Strictement parlant, dans l'Haïti contemporaine, entre 1946 et 2011, il n'y en a eu que trois qui aient été au pouvoir: Daniel Fignolé, François 'Papa Doc' Duvalier et Jean-Bertrand Aristide. J'hésite à placer Leslie Manigat dans cette liste car malgré sa haute stature d'universitaire, il est rarement descendu dans la sphère publique pour défendre les opprimés. Daniel Fignolé n'est resté qu'une vingtaine de jours au pouvoir avant d'être victime d'un coup d'état. Mais il a été un véritable intellectuel public qui a su s'élever pour prendre la défense des opprimés et critiquer les inégalités sociales. Les masses populaires haïtiennes le lui ont bien rendu, ce qui lui a valu d'être qualifié de populiste et d'être victime d'un « coup en douceur » par l'armée d'Haïti. Jean-Bertrand Aristide est le seul président haïtien qui ait été victime deux fois d'un coup d'état. Il a été lui aussi un intellectuel public qui s'est engagé à fond dans la lutte contre les inégalités sociales avant de devenir président.

François Duvalier est resté au pouvoir durant quatorze longues années. On connait tous l'héritage qu'il nous a laissé : l'histoire a retenu son nom comme le plus grand tueur que la société haïtienne ait jamais produite, sans parler de la destruction systématique des structures sociales du pays (éducation, classes moyennes, agriculture,...).

Cependant, longtemps avant de devenir le monstre qu'il représente dans notre histoire, François 'Papa Doc' Duvalier s'était révélé un intellectuel public en s'impliquant dans les débats qui avaient cours dans les revues et les journaux de la capitale. Il avait occupé un poste ministériel dans le gouvernement du président Estimé (1946-1950) mais il était surtout un idéologue. En tant que tel, il a défendu des thèses qui sont absolument fausses telles le noirisme, ou un certain nationalisme, et a célébré des doctrines fumeuses comme l'idéologie des Griots, ou l'influence du leader turc Kemal Ataturk. On peut avoir un bon aperçu de l'idéologie de François Duvalier dans son livre Le problème des classes à travers l'histoire d'Haïti (1946), titre grandiose, ambitieux mais livre creux et pitoyable. Je voudrais tout de suite ajouter que durant la période d'idéologue de François Duvalier, il y avait toute une pléiade d'authentiques intellectuels publics, comme Max Hudicourt, Etienne Charlier, Fritz Bourjolly, Joseph Jolibois fils, Jacques Roumain, etc. , qui ont contribué énormément par leurs écrits à une lecture de l'histoire politique et sociale d'Haïti en termes marxistes. Malheureusement, ces intellectuels marxistes ne sont jamais arrivés au pouvoir.

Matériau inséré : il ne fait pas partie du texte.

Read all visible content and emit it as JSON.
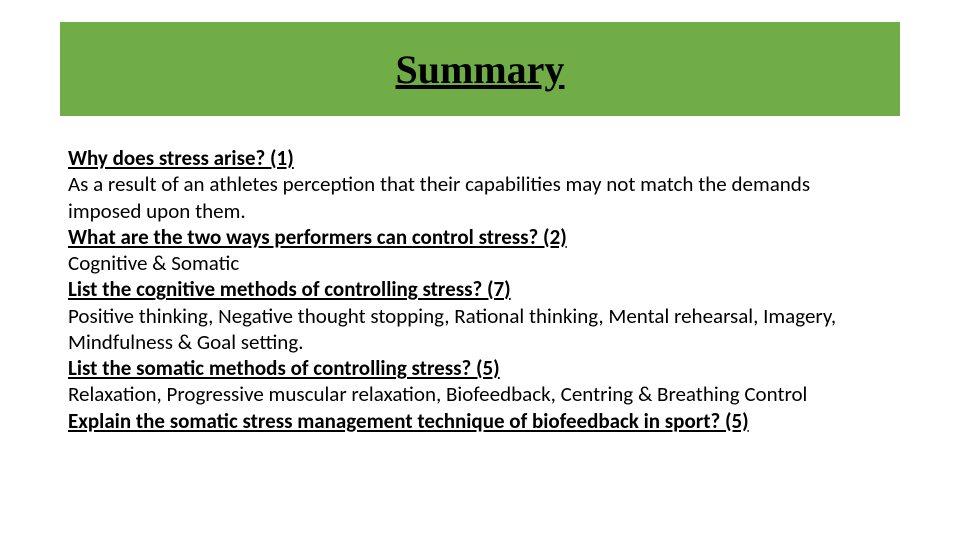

Mon deuxième argument à opposer à ceux qui prétendent que les intellectuels portent la responsabilité de la déchéance d'Haïti, c'est celui-ci : Il n'y a jamais eu de pouvoir intellectuel en Haïti. N'étant pas spécialiste de sciences politiques, je ne me hasarderai pas à donner une définition d'un terme aussi central « pouvoir ». Je m'en tiendrai à une identification de ce terme tel que je l'ai appris de mes cours de base en sociologie : « the ability of an individual or group to carry out its wishes or policies, and to control, manipulate, or influence the behavior of others, whether they wish to cooperate or not. " (la capacité d'un individu ou d'un groupe à exécuter ses volontés ou sa politique, et à contrôler, manipuler, ou influencer le comportement des autres, qu'ils veulent coopérer ou pas.) [Ma traduction] (Theodorson & Theodorson 1969, 307). Dans le cas des intellectuels haïtiens, ils sont loin de posséder une telle capacité. Ils ont été à la remorque du pouvoir, au service du pouvoir, en train de célébrer le pouvoir, mais jamais en position d'influencer le pouvoir parce qu'ils dépendent du pouvoir pour leur survie. Ce n'est pas par accident que les premiers intellectuels haïtiens qui aient critiqué le pouvoir politique en Haïti l'aient fait en tant que critiques marxistes, donc d'un point de vue totalement différent des traditions critiques haïtiennes. (à suivre).

Références citées :

George A. Theodorson & Achilles G. Theodorson. 1970. A Modern Dictionary of Sociology. New York. Apollo Editions.